Westerners are held to a different standard.

One of my biggest concerns before visiting Morocco was what to wear. I know Muslim women are usually very covered. I knew I didn’t have to do the same, but I didn’t want to be too revealing. What I learned is that it really doesn’t matter for Westerners. They do not hold us to the same standard, unless you are visiting a Mosque. In that case, cover your shoulders, elbows and knees. 

I did not get any crazy stares or feel uncomfortable for the most part. There were a few times men said inappropriate things to me, but the nature of what was said made me feel like it would have been said no matter what I wore. Me being American was the biggest thing that made me stand out. Overall, I feel anything goes, as long are your parts are not out dangling for everyone to see. 

Fes Royal Palace

There is beauty in being uncomfortable.

Before I left from Spain to head into Morocco, I seriously contemplated getting a guide and a driver for my travels. The little bit I knew was that my trip would be easier with someone who knew how to navigate the country. I decided against it in the long run. 

I definitely see the value in tour guides. Their job is to take all the uncomfortable parts out of travel. They communicate, delegate and direct you to the absolute best experiences. Maybe one day I will come back and do this. 
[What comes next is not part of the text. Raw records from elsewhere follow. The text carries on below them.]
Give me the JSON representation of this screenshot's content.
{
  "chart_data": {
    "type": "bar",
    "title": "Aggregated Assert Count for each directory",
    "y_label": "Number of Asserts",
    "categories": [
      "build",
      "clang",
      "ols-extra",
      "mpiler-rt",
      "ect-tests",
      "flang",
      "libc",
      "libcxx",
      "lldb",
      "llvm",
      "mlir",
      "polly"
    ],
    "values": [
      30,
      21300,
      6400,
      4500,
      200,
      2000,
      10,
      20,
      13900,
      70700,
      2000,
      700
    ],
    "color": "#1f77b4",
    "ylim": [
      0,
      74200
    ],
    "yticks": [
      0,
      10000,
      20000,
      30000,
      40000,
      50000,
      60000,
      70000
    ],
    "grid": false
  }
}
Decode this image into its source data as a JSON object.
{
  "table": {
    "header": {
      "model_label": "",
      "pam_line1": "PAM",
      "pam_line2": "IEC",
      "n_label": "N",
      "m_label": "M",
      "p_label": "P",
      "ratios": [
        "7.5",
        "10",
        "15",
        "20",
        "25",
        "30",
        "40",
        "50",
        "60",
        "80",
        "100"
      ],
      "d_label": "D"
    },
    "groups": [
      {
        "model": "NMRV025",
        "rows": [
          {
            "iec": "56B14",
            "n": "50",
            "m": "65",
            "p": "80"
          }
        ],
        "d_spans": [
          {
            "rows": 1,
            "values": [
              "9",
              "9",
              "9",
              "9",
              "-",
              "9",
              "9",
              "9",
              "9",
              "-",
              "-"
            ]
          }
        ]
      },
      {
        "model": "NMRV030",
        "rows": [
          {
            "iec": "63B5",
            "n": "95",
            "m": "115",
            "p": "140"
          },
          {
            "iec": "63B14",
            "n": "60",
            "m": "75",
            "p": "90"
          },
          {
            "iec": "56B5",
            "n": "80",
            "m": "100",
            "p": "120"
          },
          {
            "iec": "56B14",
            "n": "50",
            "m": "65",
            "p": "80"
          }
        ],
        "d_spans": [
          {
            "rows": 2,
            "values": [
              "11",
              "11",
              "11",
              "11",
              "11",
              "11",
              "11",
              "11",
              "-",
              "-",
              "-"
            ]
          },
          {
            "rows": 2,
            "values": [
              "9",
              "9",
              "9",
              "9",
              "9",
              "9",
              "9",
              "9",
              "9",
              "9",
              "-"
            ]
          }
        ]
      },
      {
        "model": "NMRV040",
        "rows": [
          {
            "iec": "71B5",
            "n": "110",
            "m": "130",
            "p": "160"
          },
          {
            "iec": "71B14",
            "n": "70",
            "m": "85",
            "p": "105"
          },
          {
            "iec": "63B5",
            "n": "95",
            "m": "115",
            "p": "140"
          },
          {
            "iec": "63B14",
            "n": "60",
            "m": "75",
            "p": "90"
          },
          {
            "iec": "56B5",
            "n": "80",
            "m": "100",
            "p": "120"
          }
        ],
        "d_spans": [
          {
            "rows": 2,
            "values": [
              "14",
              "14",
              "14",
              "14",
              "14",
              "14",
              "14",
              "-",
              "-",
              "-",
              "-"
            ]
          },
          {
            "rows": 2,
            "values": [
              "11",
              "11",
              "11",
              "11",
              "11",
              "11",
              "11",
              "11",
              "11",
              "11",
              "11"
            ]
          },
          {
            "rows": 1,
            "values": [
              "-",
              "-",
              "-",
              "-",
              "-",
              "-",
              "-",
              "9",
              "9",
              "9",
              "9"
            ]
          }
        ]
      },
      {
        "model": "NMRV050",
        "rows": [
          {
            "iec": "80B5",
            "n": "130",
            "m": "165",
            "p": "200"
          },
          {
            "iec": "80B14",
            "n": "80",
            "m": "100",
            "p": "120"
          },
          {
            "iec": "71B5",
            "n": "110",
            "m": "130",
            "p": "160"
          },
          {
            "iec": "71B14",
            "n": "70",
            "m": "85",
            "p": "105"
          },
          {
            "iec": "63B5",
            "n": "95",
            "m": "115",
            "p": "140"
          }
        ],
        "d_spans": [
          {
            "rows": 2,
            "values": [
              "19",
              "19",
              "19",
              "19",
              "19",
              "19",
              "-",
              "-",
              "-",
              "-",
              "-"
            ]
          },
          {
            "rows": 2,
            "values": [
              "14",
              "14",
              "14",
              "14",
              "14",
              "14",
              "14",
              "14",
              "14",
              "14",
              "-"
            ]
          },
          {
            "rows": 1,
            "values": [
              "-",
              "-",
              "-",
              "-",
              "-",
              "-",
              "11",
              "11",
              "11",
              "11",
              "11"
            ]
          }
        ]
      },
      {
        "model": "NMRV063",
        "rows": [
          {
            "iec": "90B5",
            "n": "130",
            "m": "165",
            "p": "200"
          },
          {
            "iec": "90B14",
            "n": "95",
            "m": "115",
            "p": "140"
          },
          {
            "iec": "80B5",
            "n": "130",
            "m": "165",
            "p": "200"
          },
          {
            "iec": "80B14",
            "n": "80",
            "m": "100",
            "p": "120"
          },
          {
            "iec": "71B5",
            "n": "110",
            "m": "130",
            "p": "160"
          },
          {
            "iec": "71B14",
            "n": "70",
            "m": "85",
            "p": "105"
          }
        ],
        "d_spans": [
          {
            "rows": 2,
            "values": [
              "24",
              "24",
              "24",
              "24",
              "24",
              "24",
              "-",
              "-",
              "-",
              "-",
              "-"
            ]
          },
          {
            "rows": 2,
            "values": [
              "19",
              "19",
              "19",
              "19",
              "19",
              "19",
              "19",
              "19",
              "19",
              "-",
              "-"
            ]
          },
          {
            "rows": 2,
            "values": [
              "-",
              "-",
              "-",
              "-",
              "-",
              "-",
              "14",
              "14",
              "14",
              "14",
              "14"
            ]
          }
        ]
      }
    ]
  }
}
For this trip, I wanted to truly experience the culture. I kind of wanted to make the mistakes, to learn through those mistakes. I saw the nitty gritty. I felt the struggle. I was forced to learn about the culture in a way I would not have, had someone been there to show me all the right moves. There is beauty and learning in being uncomfortable in a new culture. I wouldn’t have changed it for anything. 

Selfie in Morocco

One last thing! Chefchaouen is just as beautiful as the pictures!

You can see most of it within one day, though. So, keep this in mind while planning.